I hear, 'just read the samples', 'what do you expect for ninety-nine cents or even three dollars', or some form of argument that amounts to me going through a slushpile that wouldn't make it past editors at publishing companies. I'm not interested; I have better ways to spend my time, in fact, than reading hundreds of samples to find a well-edited, professional book when I can find that elsewhere.
Or in other words, you can't have it both ways. If you want me to consider self-publishing seriously, take your profession seriously. The fact that so many authors are cheerleading mediocre, half-assed efforts only encourages me not to turn to self-published books for my reading needs.

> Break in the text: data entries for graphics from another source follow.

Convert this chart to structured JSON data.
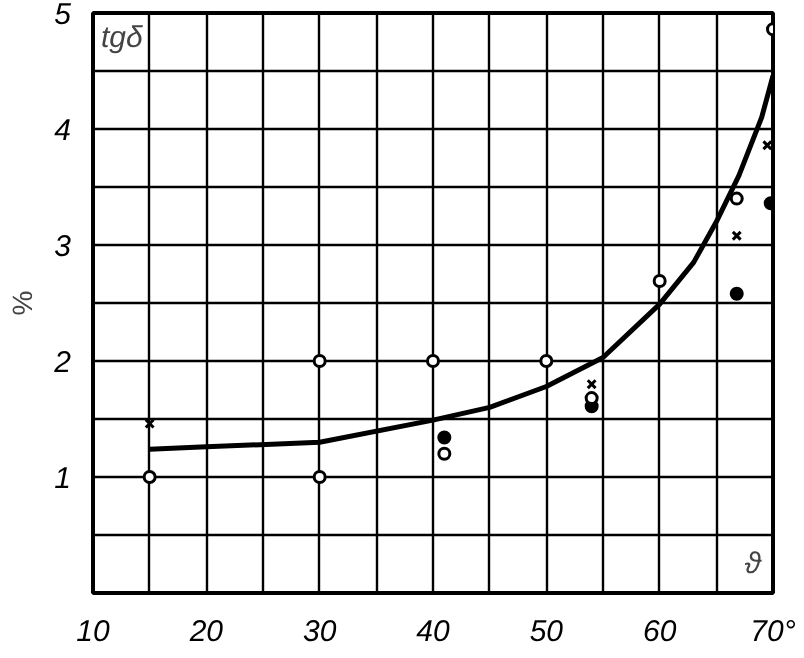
{
  "chart_data": {
    "type": "scatter",
    "ylabel": "%",
    "annotations": [
      "tgδ",
      "ϑ"
    ],
    "xlim": [
      10,
      70
    ],
    "ylim": [
      0,
      5
    ],
    "xticks": [
      10,
      {
        "value": 15,
        "label": null
      },
      20,
      {
        "value": 25,
        "label": null
      },
      30,
      {
        "value": 35,
        "label": null
      },
      40,
      {
        "value": 45,
        "label": null
      },
      50,
      {
        "value": 55,
        "label": null
      },
      60,
      {
        "value": 65,
        "label": null
      },
      {
        "value": 70,
        "label": "70°"
      }
    ],
    "yticks": [
      {
        "value": 0,
        "label": null
      },
      {
        "value": 0.5,
        "label": null
      },
      1,
      {
        "value": 1.5,
        "label": null
      },
      2,
      {
        "value": 2.5,
        "label": null
      },
      3,
      {
        "value": 3.5,
        "label": null
      },
      4,
      {
        "value": 4.5,
        "label": null
      },
      5
    ],
    "grid": true,
    "series": [
      {
        "type": "line",
        "color": "#000000",
        "line_style": "solid",
        "marker": "none",
        "x": [
          15,
          20,
          30,
          40,
          45,
          50,
          55,
          60,
          63,
          65,
          67,
          69,
          70
        ],
        "values": [
          1.24,
          1.26,
          1.3,
          1.49,
          1.6,
          1.78,
          2.03,
          2.49,
          2.85,
          3.2,
          3.6,
          4.1,
          4.46
        ]
      },
      {
        "color": "#000000",
        "marker": "circle",
        "x": [
          41,
          54,
          66.8,
          69.8
        ],
        "values": [
          1.34,
          1.61,
          2.58,
          3.36
        ]
      },
      {
        "color": "#000000",
        "marker": "cross",
        "x": [
          66.8,
          54,
          69.5,
          15
        ],
        "values": [
          3.08,
          1.8,
          3.86,
          1.46
        ]
      },
      {
        "color": "#ffffff",
        "marker": "circle",
        "x": [
          30,
          40,
          50,
          60,
          70,
          66.8,
          15,
          30,
          41,
          54
        ],
        "values": [
          2.0,
          2.0,
          2.0,
          2.69,
          4.86,
          3.4,
          1.0,
          1.0,
          1.2,
          1.68
        ]
      }
    ]
  }
}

I've found some self-publishers who are amazing. Talented, edited, professional, and even courteous. But the majority do not fall into that category, and I am unwilling to put up with sifting through unedited manuscripts. If you, as you claim, want more people to read self-edited books, then stop putting the onus on the readers. Stop telling us it's our responsibility to make our way through the labyrinths of poorly edited, and unedited books, to find those. Stop trying to shame us because we have books we know we like, published by a company that has minimum standards; you try to shame us by pointing at us and telling us we're not putting in the effort. And therein lies your problem: for some of us, it's just so much of an effort to find anything that does meet those minimum standards in the self-publishing community. Stop telling us that only the good books will survive, as clearly that is not the case because unedited manuscripts that read like the author knows english as a second or third language - to be generous - wrote it become bestsellers.

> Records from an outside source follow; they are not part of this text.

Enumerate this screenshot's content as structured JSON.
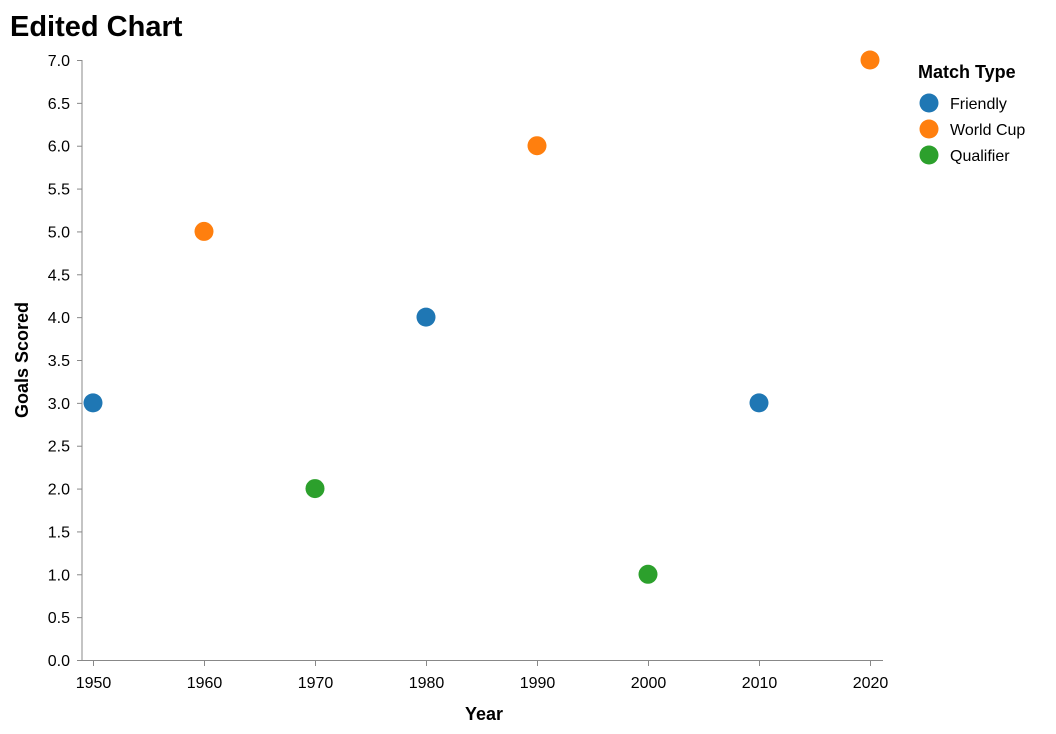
{
  "chart_data": {
    "type": "scatter",
    "title": "Edited Chart",
    "xlabel": "Year",
    "ylabel": "Goals Scored",
    "xlim": [
      1950,
      2020
    ],
    "ylim": [
      0,
      7
    ],
    "x_ticks": [
      "1950",
      "1960",
      "1970",
      "1980",
      "1990",
      "2000",
      "2010",
      "2020"
    ],
    "y_ticks": [
      "0.0",
      "0.5",
      "1.0",
      "1.5",
      "2.0",
      "2.5",
      "3.0",
      "3.5",
      "4.0",
      "4.5",
      "5.0",
      "5.5",
      "6.0",
      "6.5",
      "7.0"
    ],
    "grid": false,
    "legend": {
      "title": "Match Type",
      "position": "top-right",
      "entries": [
        {
          "label": "Friendly",
          "color": "#1f77b4"
        },
        {
          "label": "World Cup",
          "color": "#ff7f0e"
        },
        {
          "label": "Qualifier",
          "color": "#2ca02c"
        }
      ]
    },
    "points": [
      {
        "x": 1950,
        "y": 3,
        "category": "Friendly"
      },
      {
        "x": 1960,
        "y": 5,
        "category": "World Cup"
      },
      {
        "x": 1970,
        "y": 2,
        "category": "Qualifier"
      },
      {
        "x": 1980,
        "y": 4,
        "category": "Friendly"
      },
      {
        "x": 1990,
        "y": 6,
        "category": "World Cup"
      },
      {
        "x": 2000,
        "y": 1,
        "category": "Qualifier"
      },
      {
        "x": 2010,
        "y": 3,
        "category": "Friendly"
      },
      {
        "x": 2020,
        "y": 7,
        "category": "World Cup"
      }
    ]
  }
}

If other people want to read that, want to waste their time searching for the diamonds in the rough, so be it. I do not. And I refuse to do it. Not only that, horror of horrors, I refuse to be shamed for using my time wisely and sticking to what I like - from brilliant traditionally published books, to self-published books my friends with great taste recommend, to horrible monster-porn that makes me laugh it's so bad.
I'm certainly not going to see the light of sampling all day long just because one more author who doesn't care about their product, and doesn't want to spend time or money editing their books, tells me that the samples exist. I know. I'm still not even sampling your books for a reason.